My dad was in Operation Dragoon which was originally scheduled for 6 June but was delayed until 15 August.
The 36th Infantry Division was part of Operation Dragoon, a Division that I served in later, and my dad faced the German Luftwaffe, whose planes I was jumping out of to earn my German jump wings, of course, later.
My father and I had somewhat different experiences with the Germans.
Going to watch The Longest Day and the listen to Trump’s Normandy Speech.
They’re all dead Jim.
Go to the cemetery on Memorial day and see how many stones are now undecorated. Even the people who remember them are dying.
Children of some considerable age don’t even know what D-day is let alone anything about it or remembrances.

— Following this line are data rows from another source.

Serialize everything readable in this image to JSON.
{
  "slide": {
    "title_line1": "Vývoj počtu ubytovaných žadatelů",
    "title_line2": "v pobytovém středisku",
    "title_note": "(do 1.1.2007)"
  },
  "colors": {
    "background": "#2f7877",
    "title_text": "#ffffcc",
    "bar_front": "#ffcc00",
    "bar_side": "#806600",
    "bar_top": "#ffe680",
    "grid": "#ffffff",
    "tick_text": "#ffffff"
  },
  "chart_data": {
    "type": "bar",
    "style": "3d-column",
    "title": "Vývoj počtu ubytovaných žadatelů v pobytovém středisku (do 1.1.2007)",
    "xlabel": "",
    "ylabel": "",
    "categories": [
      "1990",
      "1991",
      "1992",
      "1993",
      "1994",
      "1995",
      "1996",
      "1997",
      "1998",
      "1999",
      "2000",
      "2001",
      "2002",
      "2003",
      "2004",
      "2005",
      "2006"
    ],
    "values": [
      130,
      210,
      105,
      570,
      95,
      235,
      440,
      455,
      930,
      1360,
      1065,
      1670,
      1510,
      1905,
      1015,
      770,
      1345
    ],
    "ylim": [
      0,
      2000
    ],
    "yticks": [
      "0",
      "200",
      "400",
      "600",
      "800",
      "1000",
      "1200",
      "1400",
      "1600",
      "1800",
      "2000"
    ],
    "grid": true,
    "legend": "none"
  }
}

My late Dad was in Italy at the time playing toss-the-grenade with Kesselring’s boys. He used to chuckle relating Clark’s decision to provide the country with a large morale boost by taking Rome, the first enemy capital to fall in that war. Costly mistake, actually, but I can tell you the exact date. 5 June, 1944. Then, the next day...
R.I.P. uncle Bill Warner. He was there and made it home to lead a very productive life…”A Life On Borrowed Time”.